Cos’è la metodologia MEIC?

MEIC è una metodologia per facilitare l’inserimento dei cittadini di Paesi Terzi, di età compresa tra i 18 e i 29 anni, nel mercato del lavoro e che coinvolge gruppi di attori socioeconomici che cooperano attraverso la condivisione di risorse, conoscenze e servizi all’interno di un sistema di gestione comune.

La metodologia MEIC prevede attività volte a stabilire una collaborazione e obiettivi condivisi tra gli attori socio-economici, che sono impegnati a promuovere l’integrazione dei cittadini di paesi terzi nel mercato del lavoro come elemento di sviluppo locale, creando reti di cluster tra i principali attori pubblici e privati.

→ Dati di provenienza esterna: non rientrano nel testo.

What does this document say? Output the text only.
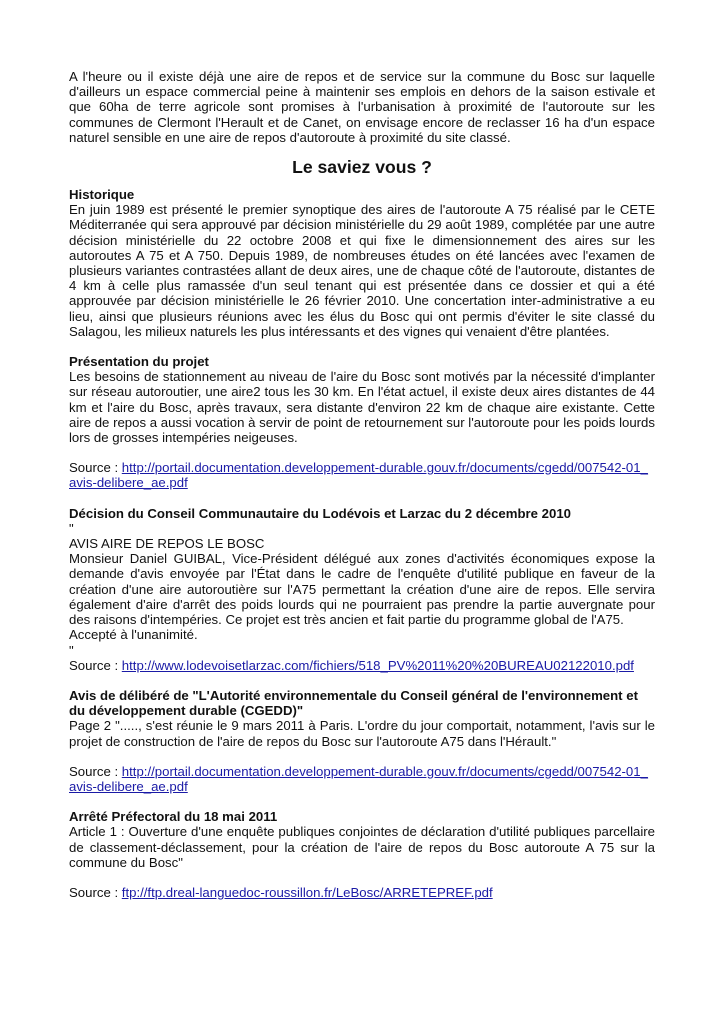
A l'heure ou il existe déjà une aire de repos et de service sur la commune du Bosc sur laquelle d'ailleurs un espace commercial peine à maintenir ses emplois en dehors de la saison estivale et que 60ha de terre agricole sont promises à l'urbanisation à proximité de l'autoroute sur les communes de Clermont l'Herault et de Canet, on envisage encore de reclasser 16 ha d'un espace naturel sensible en une aire de repos d'autoroute à proximité du site classé.

Le saviez vous ?

Historique

En juin 1989 est présenté le premier synoptique des aires de l'autoroute A 75 réalisé par le CETE Méditerranée qui sera approuvé par décision ministérielle du 29 août 1989, complétée par une autre décision ministérielle du 22 octobre 2008 et qui fixe le dimensionnement des aires sur les autoroutes A 75 et A 750. Depuis 1989, de nombreuses études on été lancées avec l'examen de plusieurs variantes contrastées allant de deux aires, une de chaque côté de l'autoroute, distantes de 4 km à celle plus ramassée d'un seul tenant qui est présentée dans ce dossier et qui a été approuvée par décision ministérielle le 26 février 2010. Une concertation inter-administrative a eu lieu, ainsi que plusieurs réunions avec les élus du Bosc qui ont permis d'éviter le site classé du Salagou, les milieux naturels les plus intéressants et des vignes qui venaient d'être plantées.

Présentation du projet

Les besoins de stationnement au niveau de l'aire du Bosc sont motivés par la nécessité d'implanter sur réseau autoroutier, une aire2 tous les 30 km. En l'état actuel, il existe deux aires distantes de 44 km et l'aire du Bosc, après travaux, sera distante d'environ 22 km de chaque aire existante. Cette aire de repos a aussi vocation à servir de point de retournement sur l'autoroute pour les poids lourds lors de grosses intempéries neigeuses.

Source : http://portail.documentation.developpement-durable.gouv.fr/documents/cgedd/007542-01_avis-delibere_ae.pdf

Décision du Conseil Communautaire du Lodévois et Larzac du 2 décembre 2010

"

AVIS AIRE DE REPOS LE BOSC

Monsieur Daniel GUIBAL, Vice-Président délégué aux zones d'activités économiques expose la demande d'avis envoyée par l'État dans le cadre de l'enquête d'utilité publique en faveur de la création d'une aire autoroutière sur l'A75 permettant la création d'une aire de repos. Elle servira également d'aire d'arrêt des poids lourds qui ne pourraient pas prendre la partie auvergnate pour des raisons d'intempéries. Ce projet est très ancien et fait partie du programme global de l'A75.

Accepté à l'unanimité.

"

Source : http://www.lodevoisetlarzac.com/fichiers/518_PV%2011%20%20BUREAU02122010.pdf

Avis de délibéré de "L'Autorité environnementale du Conseil général de l'environnement et du développement durable (CGEDD)"

Page 2 "....., s'est réunie le 9 mars 2011 à Paris. L'ordre du jour comportait, notamment, l'avis sur le projet de construction de l'aire de repos du Bosc sur l'autoroute A75 dans l'Hérault."

Source : http://portail.documentation.developpement-durable.gouv.fr/documents/cgedd/007542-01_avis-delibere_ae.pdf

Arrêté Préfectoral du 18 mai 2011

Article 1 : Ouverture d'une enquête publiques conjointes de déclaration d'utilité publiques parcellaire de classement-déclassement, pour la création de l'aire de repos du Bosc autoroute A 75 sur la commune du Bosc"

Source : ftp://ftp.dreal-languedoc-roussillon.fr/LeBosc/ARRETEPREF.pdf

Questi cluster per l’integrazione economica dei migranti sono altamente partecipativi e richiedono contributi duraturi definiti nel quadro di una strategia a lungo termine. Essendo legati a un’area territoriale limitata come una città o una regione, i MEIC consentono soluzioni sensibili al contesto, massimizzando i punti di forza locali e migliorando le loro debolezze.

Il progetto LIME prevede lo sviluppo dei due piani d’azione strategici MEIC, uno italiano e uno spagnolo, in parallelo alla realizzazione di due azioni pilota a Roma e a Madrid.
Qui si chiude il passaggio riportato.